Search code examples
pythonarraysnumpyindexingboolean-indexing

Python effect of boolean values as index (a[a==0] = 1)


I am currently implementing some code I have seen on github.

(https://gist.github.com/karpathy/a4166c7fe253700972fcbc77e4ea32c5)

The point of interest here is the following:

def prepro(I):
   """ prepro 210x160x3 uint8 frame into 6400 (80x80) 1D 
   float vector """
   I = I[35:195] # crop
   I = I[::2,::2,0] # downsample by factor of 2
   I[I == 144] = 0 # erase background (background type 1)
   I[I == 109] = 0 # erase background (background type 2)
   I[I != 0] = 1 # everything else (paddles, ball) just set to 1
   return I.astype(np.float).ravel()

The author is preprocessing an image here in order to train a neural network.
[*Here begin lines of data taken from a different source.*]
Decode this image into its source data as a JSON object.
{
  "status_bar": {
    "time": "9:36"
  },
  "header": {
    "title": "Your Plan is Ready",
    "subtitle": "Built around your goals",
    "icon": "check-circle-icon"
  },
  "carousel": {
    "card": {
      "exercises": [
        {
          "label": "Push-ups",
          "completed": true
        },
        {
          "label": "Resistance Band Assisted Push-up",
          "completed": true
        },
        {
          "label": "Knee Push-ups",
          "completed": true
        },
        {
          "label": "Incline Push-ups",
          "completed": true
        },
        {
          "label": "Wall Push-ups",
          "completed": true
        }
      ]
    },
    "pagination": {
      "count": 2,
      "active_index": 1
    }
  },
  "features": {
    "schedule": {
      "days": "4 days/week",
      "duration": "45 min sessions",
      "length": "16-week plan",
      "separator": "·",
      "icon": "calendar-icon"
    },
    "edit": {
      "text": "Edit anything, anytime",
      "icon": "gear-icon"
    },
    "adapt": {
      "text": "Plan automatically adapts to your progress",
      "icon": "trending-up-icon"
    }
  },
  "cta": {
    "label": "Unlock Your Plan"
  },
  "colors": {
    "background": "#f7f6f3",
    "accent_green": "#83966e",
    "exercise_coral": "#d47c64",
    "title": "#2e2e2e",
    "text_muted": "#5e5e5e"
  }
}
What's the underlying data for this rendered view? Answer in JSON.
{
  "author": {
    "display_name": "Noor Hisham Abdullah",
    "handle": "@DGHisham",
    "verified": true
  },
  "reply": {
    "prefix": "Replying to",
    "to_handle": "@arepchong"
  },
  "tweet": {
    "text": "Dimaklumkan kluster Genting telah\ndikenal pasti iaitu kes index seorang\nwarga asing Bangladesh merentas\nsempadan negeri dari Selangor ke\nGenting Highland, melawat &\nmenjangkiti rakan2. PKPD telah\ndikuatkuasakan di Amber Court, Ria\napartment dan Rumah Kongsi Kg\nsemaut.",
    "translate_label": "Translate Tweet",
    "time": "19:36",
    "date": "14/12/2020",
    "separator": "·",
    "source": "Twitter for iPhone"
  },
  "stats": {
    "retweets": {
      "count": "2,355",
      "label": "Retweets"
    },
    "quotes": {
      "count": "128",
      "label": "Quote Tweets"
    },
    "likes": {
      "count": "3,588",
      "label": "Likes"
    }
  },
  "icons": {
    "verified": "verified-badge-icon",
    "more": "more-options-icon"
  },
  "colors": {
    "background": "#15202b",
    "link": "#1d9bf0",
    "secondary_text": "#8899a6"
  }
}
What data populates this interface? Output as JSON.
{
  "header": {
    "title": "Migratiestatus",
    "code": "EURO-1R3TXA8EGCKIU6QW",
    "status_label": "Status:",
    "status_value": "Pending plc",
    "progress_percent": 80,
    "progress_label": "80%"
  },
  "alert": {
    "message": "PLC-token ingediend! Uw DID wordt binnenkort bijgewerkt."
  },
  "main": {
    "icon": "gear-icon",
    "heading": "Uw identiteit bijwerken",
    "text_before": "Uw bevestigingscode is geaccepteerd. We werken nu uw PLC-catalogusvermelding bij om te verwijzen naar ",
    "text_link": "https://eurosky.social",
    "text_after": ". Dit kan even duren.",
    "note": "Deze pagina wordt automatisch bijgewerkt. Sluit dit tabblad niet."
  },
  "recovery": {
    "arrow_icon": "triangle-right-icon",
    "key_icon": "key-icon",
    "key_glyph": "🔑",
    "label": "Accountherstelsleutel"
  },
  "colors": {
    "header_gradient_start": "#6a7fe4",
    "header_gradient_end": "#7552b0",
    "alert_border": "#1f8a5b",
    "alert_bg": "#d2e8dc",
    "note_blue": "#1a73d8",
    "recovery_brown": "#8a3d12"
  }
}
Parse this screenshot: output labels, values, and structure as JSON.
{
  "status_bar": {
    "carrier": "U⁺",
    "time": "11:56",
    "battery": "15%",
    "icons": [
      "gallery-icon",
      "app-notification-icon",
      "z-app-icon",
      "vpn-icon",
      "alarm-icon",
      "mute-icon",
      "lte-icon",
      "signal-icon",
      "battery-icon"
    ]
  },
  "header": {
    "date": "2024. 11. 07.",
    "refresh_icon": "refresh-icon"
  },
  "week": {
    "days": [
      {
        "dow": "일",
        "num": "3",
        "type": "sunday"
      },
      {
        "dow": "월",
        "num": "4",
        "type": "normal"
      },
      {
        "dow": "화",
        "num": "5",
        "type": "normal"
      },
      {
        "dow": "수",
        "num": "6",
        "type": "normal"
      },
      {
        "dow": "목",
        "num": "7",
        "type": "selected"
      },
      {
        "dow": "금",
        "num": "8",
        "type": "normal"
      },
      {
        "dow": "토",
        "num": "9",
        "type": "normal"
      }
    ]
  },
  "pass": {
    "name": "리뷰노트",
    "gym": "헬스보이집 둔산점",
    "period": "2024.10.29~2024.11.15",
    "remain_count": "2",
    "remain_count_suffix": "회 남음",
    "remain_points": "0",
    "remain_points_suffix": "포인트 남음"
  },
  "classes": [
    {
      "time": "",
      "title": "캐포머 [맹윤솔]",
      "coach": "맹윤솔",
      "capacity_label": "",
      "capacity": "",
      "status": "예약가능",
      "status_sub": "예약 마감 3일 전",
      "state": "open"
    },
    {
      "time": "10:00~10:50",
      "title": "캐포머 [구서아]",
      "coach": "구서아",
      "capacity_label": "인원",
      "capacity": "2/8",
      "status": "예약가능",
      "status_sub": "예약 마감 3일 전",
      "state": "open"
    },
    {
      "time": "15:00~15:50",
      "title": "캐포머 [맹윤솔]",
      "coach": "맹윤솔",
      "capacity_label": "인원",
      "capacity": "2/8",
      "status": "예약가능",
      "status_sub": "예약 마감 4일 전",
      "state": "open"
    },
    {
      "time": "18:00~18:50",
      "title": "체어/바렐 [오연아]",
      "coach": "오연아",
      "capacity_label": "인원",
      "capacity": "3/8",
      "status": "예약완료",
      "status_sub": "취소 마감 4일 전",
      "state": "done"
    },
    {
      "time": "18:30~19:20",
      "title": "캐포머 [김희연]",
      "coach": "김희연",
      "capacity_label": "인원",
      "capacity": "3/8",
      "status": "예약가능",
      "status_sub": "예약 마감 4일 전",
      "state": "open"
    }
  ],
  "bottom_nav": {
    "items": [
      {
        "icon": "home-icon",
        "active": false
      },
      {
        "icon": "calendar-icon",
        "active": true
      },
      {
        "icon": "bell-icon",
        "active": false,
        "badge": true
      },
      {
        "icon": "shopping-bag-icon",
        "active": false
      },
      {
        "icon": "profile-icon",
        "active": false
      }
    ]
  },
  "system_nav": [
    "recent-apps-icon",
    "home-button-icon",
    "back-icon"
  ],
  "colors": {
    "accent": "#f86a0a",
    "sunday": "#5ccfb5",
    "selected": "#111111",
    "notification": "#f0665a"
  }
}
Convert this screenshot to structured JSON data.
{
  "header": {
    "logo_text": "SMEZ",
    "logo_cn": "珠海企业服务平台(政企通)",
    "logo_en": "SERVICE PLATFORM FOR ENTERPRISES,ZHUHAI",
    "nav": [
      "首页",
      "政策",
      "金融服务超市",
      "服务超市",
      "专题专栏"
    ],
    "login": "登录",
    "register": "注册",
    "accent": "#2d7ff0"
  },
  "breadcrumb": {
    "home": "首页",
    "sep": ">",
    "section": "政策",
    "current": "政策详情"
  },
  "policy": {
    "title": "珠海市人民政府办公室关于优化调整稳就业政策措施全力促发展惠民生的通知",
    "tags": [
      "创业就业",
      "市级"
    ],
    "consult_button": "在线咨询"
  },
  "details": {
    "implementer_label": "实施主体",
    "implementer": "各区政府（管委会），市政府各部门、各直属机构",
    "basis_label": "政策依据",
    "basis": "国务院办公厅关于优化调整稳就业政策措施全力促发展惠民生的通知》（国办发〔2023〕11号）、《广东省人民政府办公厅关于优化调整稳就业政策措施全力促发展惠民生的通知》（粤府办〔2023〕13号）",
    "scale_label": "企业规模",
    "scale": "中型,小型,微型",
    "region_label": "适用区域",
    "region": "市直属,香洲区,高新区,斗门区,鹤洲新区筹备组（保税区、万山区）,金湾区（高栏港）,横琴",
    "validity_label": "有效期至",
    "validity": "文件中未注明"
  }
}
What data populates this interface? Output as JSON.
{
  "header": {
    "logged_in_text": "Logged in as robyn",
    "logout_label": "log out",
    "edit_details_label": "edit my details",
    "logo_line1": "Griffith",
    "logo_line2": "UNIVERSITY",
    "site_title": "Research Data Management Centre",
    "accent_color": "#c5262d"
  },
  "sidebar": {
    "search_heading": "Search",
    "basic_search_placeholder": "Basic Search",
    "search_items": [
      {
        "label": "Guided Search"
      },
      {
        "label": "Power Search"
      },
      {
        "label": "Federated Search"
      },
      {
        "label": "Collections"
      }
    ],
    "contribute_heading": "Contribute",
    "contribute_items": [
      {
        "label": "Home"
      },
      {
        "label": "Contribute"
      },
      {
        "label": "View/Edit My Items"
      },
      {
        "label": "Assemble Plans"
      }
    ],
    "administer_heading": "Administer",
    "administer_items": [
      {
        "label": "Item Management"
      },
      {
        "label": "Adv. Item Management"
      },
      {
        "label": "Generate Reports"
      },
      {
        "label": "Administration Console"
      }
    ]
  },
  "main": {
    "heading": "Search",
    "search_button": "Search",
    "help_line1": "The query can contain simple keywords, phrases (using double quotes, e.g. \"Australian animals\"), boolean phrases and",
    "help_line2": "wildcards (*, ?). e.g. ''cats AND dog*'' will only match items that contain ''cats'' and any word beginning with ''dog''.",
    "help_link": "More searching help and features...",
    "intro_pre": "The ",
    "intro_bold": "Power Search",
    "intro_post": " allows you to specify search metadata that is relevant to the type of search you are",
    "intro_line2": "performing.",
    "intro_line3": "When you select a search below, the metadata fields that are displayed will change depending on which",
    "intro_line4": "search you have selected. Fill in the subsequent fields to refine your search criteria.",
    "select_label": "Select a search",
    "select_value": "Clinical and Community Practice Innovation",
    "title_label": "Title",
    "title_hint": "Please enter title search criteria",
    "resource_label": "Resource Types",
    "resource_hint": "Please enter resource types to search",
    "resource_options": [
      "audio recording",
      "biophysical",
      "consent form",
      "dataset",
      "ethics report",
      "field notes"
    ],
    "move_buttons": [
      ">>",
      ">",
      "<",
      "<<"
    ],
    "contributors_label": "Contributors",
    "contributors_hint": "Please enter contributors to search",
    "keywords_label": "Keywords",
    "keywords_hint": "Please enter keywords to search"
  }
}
The part I am confused about is:

I[I == 144] = 0 # erase background (background type 1)
I[I == 109] = 0 # erase background (background type 2)
I[I != 0] = 1 # everything else (paddles, ball) just set

I think the author wants to set all elements in the list which have the value 144 (109, not 0) to a specific value. But if I am correct, a Boolean just represents 0 or 1 in python. therefore comparing a list with an integer will always result in False and therefore 0.

This makes I[I==x] <=> I[0] : x is integer so why even bother to do this?

What am I missing here?


Solution

  • NumPy arrays are a bit different; their use resembles the use in MATLAB.

    I == 144 produces a logical array with the same dimensions as I, where all positions which are 144 in I are true, all others false.

    (The same holds for the other expressions.)

    Using such a logical array for indexing means that all positions where the index is true will be affected by the assignment.